For those who never experienced Soviet Communist propaganda in Poland up close, it was unequivocally filled with deceit. First of all, as elections were falsified, it tried to portray Communist rule as supported by the majority of the population, as opposed to just the Soviet military. It brazenly treated with disdain religious and patriotic sensitivities, while pretending to be tolerant of the beliefs of others. It presented Communist rule as friendly to minorities and the downtrodden, as basic rights and freedoms of all were blatantly violated, and people were being murdered by the regime. It also accused innocent people of crimes they never committed, and used all sorts of half -truths and falsities to discredit independent minded Poles. Non-Communist Polish heroes, who fought German Nazism, including those that risked their lives to save Jews, were called Nazis and anti-Semites, and cynically placed in the same cells as German war criminals, with many executed.
Many Poles, for good reason, treat information pushed by former Communists with the utmost skepticism, and the narrative pushed by Gross does overlap with the vicious anti-Polish propaganda pushed by the Soviet backed Communists that was part of a wider misinformation campaign spread around the world. It is also a narrative pushed by current post Communist circles that retained positions of influence after the peaceful collapse of Communism in Poland. For example, a follow up book to the one by Gross was written by a woman whose mother was a diehard, top level propagandist of the official Communist party newspaper during Stalinist times. A major supporter of the book by Gross is a current newspaper owned by a former Communist whose brother was a Communist judge who sentenced innocent people to death, for which he was never brought to justice, and for which neither brother ever expressed remorse.
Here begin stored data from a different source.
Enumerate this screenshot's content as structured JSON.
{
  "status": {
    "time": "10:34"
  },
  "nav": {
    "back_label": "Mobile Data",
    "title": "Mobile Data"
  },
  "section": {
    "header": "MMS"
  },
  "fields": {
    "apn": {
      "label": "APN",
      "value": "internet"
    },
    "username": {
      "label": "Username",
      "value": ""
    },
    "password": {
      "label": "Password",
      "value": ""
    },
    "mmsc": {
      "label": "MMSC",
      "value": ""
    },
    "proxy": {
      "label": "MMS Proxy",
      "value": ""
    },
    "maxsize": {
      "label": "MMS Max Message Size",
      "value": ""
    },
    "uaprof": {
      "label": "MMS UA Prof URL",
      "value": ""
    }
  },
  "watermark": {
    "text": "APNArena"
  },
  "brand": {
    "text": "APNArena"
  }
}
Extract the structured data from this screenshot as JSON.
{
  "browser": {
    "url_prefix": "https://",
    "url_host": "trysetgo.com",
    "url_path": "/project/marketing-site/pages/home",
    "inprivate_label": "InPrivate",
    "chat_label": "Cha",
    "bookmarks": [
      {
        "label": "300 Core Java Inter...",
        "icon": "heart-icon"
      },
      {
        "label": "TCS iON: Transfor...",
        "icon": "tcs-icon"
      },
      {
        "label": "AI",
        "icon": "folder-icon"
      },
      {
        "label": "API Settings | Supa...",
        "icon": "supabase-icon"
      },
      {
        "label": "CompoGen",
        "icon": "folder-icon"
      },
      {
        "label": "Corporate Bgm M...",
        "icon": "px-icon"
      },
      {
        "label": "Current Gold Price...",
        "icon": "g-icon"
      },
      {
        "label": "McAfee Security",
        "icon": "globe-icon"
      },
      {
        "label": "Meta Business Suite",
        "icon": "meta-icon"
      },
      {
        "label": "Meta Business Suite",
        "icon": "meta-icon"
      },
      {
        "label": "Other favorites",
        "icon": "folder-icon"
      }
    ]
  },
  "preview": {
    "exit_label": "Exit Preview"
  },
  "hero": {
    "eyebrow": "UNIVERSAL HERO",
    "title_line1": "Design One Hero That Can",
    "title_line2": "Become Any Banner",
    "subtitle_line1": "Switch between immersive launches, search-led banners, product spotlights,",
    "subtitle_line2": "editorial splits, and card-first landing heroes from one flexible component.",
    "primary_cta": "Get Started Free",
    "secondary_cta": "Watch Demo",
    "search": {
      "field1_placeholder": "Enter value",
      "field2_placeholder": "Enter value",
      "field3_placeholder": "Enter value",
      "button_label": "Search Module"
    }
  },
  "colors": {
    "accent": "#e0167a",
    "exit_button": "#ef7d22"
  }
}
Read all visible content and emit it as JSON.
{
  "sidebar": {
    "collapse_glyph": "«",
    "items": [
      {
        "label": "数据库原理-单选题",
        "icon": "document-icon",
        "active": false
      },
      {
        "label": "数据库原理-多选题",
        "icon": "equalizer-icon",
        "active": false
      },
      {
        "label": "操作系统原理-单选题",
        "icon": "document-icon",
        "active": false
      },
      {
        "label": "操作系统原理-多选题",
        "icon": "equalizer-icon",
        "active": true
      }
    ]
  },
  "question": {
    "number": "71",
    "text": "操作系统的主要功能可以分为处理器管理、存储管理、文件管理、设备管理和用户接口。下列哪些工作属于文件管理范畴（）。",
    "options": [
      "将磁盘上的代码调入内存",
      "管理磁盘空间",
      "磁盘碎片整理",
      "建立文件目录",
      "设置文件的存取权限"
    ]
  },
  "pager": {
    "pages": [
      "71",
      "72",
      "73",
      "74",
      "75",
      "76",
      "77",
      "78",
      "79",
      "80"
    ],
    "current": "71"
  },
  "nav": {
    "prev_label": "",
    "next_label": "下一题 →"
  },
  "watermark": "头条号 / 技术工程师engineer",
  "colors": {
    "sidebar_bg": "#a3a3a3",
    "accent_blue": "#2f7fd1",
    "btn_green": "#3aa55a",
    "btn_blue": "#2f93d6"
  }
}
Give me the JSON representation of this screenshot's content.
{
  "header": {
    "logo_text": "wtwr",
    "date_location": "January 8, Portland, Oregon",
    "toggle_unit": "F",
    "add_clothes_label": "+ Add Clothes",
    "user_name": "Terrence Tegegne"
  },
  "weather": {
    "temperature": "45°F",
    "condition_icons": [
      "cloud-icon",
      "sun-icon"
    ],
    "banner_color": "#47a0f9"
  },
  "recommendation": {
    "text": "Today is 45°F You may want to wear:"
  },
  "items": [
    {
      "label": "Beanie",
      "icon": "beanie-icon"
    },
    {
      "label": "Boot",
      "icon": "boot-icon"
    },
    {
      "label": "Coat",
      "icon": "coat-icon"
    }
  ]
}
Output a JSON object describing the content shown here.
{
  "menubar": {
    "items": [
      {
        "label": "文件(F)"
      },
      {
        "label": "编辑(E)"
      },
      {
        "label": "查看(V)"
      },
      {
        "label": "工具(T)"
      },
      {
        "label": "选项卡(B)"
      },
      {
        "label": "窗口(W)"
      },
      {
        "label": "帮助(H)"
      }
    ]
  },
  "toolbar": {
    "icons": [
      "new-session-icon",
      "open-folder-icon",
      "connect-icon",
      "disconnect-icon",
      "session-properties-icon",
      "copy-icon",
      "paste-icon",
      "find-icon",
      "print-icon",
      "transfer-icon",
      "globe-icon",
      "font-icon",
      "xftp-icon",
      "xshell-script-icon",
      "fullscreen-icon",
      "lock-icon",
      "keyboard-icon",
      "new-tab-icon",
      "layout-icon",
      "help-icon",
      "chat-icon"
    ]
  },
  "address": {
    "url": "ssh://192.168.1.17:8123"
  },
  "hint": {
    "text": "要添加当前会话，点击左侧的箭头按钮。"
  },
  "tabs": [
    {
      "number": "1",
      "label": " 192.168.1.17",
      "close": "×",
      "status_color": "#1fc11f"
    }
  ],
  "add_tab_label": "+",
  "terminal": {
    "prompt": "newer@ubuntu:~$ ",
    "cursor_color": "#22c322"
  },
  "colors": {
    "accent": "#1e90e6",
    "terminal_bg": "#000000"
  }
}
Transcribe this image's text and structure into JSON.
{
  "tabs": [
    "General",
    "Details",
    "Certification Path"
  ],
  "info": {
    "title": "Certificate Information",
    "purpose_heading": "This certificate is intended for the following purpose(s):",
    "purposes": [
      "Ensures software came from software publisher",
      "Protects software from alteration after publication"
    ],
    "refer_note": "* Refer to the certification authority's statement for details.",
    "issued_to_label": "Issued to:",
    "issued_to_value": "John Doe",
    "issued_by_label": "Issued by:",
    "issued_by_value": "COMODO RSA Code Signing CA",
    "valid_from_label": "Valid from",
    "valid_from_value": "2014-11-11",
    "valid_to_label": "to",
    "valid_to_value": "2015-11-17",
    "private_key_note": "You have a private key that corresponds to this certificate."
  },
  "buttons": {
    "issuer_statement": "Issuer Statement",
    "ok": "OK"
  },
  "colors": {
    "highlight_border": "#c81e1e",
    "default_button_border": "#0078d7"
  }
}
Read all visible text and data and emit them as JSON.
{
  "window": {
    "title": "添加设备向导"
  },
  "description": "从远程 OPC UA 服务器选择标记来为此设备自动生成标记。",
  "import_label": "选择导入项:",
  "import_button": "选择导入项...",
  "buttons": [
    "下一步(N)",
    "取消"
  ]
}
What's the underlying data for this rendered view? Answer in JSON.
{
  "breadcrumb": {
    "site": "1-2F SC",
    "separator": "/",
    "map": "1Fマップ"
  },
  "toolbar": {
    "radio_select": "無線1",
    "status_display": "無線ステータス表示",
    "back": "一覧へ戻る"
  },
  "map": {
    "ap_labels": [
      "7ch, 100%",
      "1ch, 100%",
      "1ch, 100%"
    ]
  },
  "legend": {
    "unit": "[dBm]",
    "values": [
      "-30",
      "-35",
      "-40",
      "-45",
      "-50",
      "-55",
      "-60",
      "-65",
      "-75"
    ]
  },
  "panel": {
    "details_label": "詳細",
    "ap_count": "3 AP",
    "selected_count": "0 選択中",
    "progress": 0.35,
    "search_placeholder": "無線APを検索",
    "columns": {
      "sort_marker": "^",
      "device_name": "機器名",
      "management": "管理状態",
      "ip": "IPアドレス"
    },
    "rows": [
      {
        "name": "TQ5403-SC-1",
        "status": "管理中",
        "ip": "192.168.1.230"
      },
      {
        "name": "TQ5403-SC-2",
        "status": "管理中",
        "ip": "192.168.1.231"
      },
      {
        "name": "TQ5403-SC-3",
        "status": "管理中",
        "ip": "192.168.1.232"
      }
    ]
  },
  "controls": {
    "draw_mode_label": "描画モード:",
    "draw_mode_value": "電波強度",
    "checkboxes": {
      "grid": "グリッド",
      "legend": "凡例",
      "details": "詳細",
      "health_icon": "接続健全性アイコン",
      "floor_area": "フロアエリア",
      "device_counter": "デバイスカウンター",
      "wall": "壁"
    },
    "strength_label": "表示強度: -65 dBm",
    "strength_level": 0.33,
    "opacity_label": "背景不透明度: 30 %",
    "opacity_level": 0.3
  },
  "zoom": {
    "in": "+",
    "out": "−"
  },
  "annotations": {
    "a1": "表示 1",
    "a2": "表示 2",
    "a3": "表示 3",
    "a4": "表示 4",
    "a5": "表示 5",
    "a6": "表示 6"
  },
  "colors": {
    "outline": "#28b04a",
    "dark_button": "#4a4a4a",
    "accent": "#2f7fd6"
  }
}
While a horrible crime against the Jewish population occurred in the town of Jedwabne on July 10, 1941, skepticism is advisable when faced with the accusations against Poles in “Neighbors” by Gross, or in any text on the topic, such as the one by Princeton University Press, that claims “One summer day in 1941, half of the Polish town of Jedwabne murdered the other half, 1,600 men, women, and children, all but seven of the town’s Jews.” This narrative is not supported by available evidence. For a better idea on what may have happened at Jedwabne, you should read the works by Tomasz Strzembosz, Piotr Gontarczyk, Marek Chodakiewicz, Bogdan Musial and others.